Em 2016, quando houve a maior adesão, 67% dos jovens concluintes se inscreveram e fizeram os dois dias de prova; já em 2022, esse percentual despencou para 38%. Isso significa, como mostrou a matéria publicada, que só quatro em cada 10 alunos concluintes fizeram o Enem, porta maior de acesso ao ensino superior. Segundo os autores, essa é a maior preocupação do ministro da Educação, Camilo Santana, para o Enem 2024.

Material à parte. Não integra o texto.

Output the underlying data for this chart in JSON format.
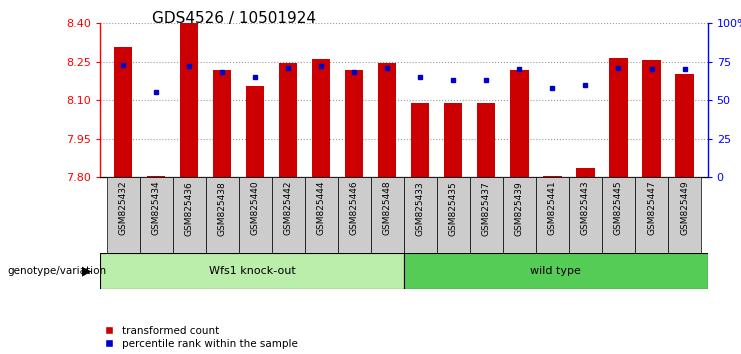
{
  "title": "GDS4526 / 10501924",
  "samples": [
    "GSM825432",
    "GSM825434",
    "GSM825436",
    "GSM825438",
    "GSM825440",
    "GSM825442",
    "GSM825444",
    "GSM825446",
    "GSM825448",
    "GSM825433",
    "GSM825435",
    "GSM825437",
    "GSM825439",
    "GSM825441",
    "GSM825443",
    "GSM825445",
    "GSM825447",
    "GSM825449"
  ],
  "red_values": [
    8.305,
    7.803,
    8.4,
    8.215,
    8.155,
    8.245,
    8.26,
    8.215,
    8.245,
    8.09,
    8.09,
    8.09,
    8.215,
    7.802,
    7.835,
    8.265,
    8.255,
    8.2
  ],
  "blue_pct": [
    73,
    55,
    72,
    68,
    65,
    71,
    72,
    68,
    71,
    65,
    63,
    63,
    70,
    58,
    60,
    71,
    70,
    70
  ],
  "ymin": 7.8,
  "ymax": 8.4,
  "yr_min": 0,
  "yr_max": 100,
  "yticks_left": [
    7.8,
    7.95,
    8.1,
    8.25,
    8.4
  ],
  "yticks_right": [
    0,
    25,
    50,
    75,
    100
  ],
  "bar_color": "#cc0000",
  "dot_color": "#0000cc",
  "ko_color": "#bbeeaa",
  "wt_color": "#55cc55",
  "tick_bg_color": "#cccccc",
  "group_labels": [
    "Wfs1 knock-out",
    "wild type"
  ],
  "legend_labels": [
    "transformed count",
    "percentile rank within the sample"
  ],
  "genotype_label": "genotype/variation",
  "n_ko": 9,
  "n_wt": 9,
  "title_fontsize": 11,
  "tick_fontsize": 6.5,
  "group_fontsize": 8,
  "legend_fontsize": 7.5
}
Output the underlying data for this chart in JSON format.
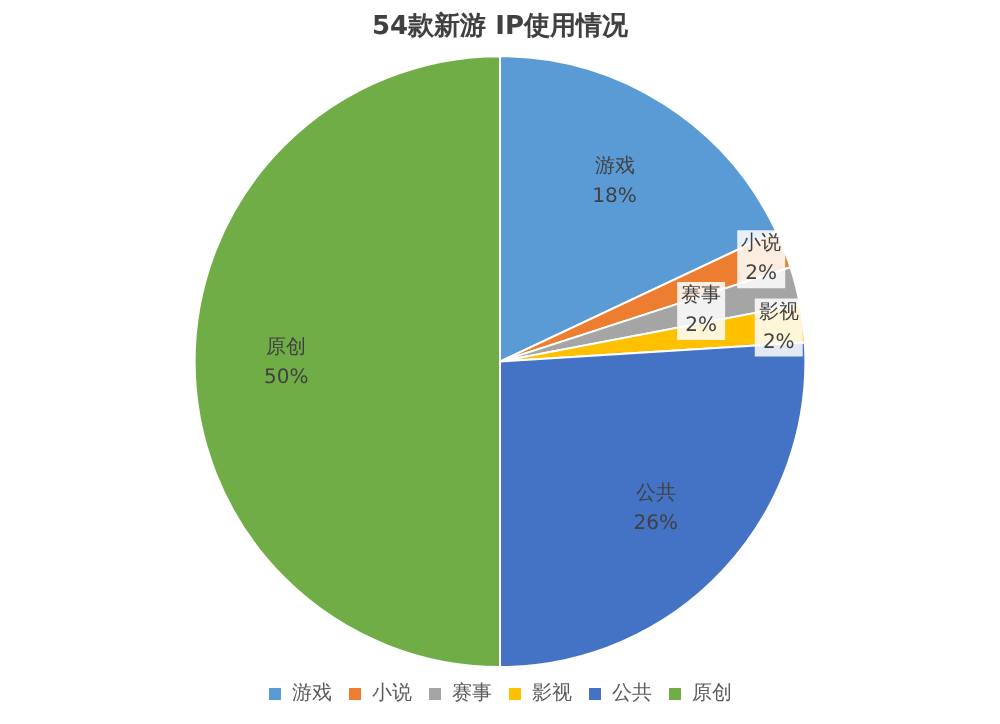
{
  "chart_data": {
    "type": "pie",
    "title": "54款新游 IP使用情况",
    "categories": [
      "游戏",
      "小说",
      "赛事",
      "影视",
      "公共",
      "原创"
    ],
    "values": [
      18,
      2,
      2,
      2,
      26,
      50
    ],
    "colors": [
      "#5b9bd5",
      "#ed7d31",
      "#a5a5a5",
      "#ffc000",
      "#4472c4",
      "#70ad47"
    ],
    "value_labels": [
      "18%",
      "2%",
      "2%",
      "2%",
      "26%",
      "50%"
    ],
    "legend": "bottom"
  }
}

De fato, um problema corretamente apontado pelo ministro pode estar vinculado ao grau de envolvimento (maior ou menor) das secretarias de Educação no processo de participação de seus alunos no Enem, pois há uma grande assimetria nesse percentual de participação — por exemplo, enquanto no Ceará a taxa é de 71%, no estado de Roraima é de apenas 23%.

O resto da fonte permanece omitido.